The defendant admits the employment and that the services were performed during the period alleged. It sets up a contract under which it was agreed that plaintiff’s compensation wouíd be $10 per day. A reconventional demand is made for the sum of $50, an amount said to have been advanced plaintiff for expenses. There was judgment below dismissing plaintiff’s demand and rejecting defendant’s reconventional demand. Plaintiff has appealed.

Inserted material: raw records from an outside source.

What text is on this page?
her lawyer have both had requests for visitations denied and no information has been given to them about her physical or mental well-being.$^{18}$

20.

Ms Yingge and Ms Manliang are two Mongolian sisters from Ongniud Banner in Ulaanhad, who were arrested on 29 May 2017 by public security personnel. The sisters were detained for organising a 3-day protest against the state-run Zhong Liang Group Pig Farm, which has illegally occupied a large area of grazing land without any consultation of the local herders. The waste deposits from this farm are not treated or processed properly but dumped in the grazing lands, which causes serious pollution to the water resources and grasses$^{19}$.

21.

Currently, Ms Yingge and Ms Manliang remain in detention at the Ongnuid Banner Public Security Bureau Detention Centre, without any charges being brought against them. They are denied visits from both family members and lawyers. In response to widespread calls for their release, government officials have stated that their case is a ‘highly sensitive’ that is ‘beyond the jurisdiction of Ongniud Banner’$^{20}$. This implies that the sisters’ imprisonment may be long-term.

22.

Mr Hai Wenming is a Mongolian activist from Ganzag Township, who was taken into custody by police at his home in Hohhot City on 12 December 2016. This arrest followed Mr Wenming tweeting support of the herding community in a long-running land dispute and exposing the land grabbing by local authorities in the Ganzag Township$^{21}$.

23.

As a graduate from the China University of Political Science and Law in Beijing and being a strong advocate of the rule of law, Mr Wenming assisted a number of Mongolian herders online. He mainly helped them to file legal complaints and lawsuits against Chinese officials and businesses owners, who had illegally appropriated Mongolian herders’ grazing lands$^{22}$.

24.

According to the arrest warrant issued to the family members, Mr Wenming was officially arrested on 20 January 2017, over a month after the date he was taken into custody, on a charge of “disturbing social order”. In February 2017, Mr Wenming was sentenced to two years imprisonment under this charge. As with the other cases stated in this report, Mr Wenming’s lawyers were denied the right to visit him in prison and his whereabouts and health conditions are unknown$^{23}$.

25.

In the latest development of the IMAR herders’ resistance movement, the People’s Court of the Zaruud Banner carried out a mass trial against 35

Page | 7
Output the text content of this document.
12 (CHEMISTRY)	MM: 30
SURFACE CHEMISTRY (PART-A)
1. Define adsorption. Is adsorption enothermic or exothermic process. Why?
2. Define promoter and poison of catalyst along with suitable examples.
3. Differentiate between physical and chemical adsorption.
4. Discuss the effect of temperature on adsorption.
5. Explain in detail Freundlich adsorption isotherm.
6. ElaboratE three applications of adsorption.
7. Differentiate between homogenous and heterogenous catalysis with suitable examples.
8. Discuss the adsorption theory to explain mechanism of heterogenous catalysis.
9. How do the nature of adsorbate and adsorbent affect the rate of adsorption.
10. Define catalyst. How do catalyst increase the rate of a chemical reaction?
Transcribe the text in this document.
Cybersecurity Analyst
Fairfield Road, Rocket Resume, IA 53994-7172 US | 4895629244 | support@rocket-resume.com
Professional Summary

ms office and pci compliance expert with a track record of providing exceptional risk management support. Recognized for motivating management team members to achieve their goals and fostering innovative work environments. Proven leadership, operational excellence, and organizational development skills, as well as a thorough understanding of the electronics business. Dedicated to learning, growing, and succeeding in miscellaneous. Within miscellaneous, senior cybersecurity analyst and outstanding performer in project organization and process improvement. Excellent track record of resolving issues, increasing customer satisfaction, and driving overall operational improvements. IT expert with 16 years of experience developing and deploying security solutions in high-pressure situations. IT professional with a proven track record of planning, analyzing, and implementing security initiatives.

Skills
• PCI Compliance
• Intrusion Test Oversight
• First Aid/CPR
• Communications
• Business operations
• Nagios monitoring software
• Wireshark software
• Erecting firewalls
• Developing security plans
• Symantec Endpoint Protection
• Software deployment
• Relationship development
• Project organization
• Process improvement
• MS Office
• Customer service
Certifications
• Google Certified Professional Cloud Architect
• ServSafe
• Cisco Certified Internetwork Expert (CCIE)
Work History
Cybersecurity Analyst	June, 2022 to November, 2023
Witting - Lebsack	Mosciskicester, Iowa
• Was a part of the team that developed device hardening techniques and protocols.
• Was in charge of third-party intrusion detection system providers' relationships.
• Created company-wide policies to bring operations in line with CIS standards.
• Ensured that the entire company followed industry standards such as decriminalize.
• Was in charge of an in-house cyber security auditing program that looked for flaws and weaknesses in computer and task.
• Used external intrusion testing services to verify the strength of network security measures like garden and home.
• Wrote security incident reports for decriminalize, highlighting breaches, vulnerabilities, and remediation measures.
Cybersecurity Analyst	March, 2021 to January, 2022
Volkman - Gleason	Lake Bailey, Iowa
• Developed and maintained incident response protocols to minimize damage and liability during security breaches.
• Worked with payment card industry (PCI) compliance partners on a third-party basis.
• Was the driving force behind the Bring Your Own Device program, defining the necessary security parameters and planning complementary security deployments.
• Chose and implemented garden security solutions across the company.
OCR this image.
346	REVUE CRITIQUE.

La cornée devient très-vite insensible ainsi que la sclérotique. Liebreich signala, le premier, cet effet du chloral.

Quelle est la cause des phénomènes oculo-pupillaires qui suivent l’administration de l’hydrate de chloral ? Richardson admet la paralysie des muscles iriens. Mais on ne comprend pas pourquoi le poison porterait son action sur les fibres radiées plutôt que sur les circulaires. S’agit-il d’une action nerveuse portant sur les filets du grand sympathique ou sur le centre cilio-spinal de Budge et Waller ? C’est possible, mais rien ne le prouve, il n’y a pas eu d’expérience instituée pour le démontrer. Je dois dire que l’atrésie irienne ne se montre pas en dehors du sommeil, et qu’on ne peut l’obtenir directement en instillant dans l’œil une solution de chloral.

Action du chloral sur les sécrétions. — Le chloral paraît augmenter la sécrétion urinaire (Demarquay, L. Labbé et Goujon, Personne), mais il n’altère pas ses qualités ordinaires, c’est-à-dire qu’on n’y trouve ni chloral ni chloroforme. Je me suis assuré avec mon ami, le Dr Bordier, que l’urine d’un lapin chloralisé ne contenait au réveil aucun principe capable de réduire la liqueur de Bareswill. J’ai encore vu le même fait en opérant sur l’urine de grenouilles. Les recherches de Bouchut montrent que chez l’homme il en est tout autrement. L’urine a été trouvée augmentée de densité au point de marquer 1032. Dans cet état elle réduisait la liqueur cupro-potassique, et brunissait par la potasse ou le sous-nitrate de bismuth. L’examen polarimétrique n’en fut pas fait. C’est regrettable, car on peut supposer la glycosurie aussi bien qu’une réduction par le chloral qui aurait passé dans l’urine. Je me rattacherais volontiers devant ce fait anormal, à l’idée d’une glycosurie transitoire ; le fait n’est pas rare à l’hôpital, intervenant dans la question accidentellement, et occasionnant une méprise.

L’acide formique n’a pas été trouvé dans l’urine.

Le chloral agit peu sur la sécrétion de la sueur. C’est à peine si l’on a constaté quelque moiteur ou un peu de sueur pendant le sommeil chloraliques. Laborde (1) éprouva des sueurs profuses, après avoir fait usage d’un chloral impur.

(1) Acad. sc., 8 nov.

Two witnesses testified in defendant’s behalf: Dr. Dowling, president of the defendant board at the time the services of plaintiff were rendered, and his secretary, Miss Fannie Nelkin. The testimony of Dr. Dowling is to the effect that he was without authority to pay plaintiff more than $10 per day, and communicated that fact to plaintiff, who accepted compensation on this basis. Dr. Dowling is corroborated by Miss Nelkin.
On plaintiff’s behalf, besides his own testimony, we find that of a number of doctors, all of whom appraise the value of his services at $25 per day or more.
We are convinced from the evidence that, whatever may have been the value of plaintiff’s services, he was employed on a basis of $10 per day, which amount he admits having received; that whatever Dr. Dowling may have said with reference to assisting plaintiff in recovering further compensation from the city of New Orleans, or from the defendant board, can have no effect upon plaintiff’s claim against the present defendant.
The trial court was of this opinion and .the voluminous record fails to indicate that he was manifestly wrong.
As to the reconventional demand, no appeal has been taken by defendant and no answer has been filed to plaintiff’s appeal.
For the reasons assigned, the judgment appealed from is affirmed.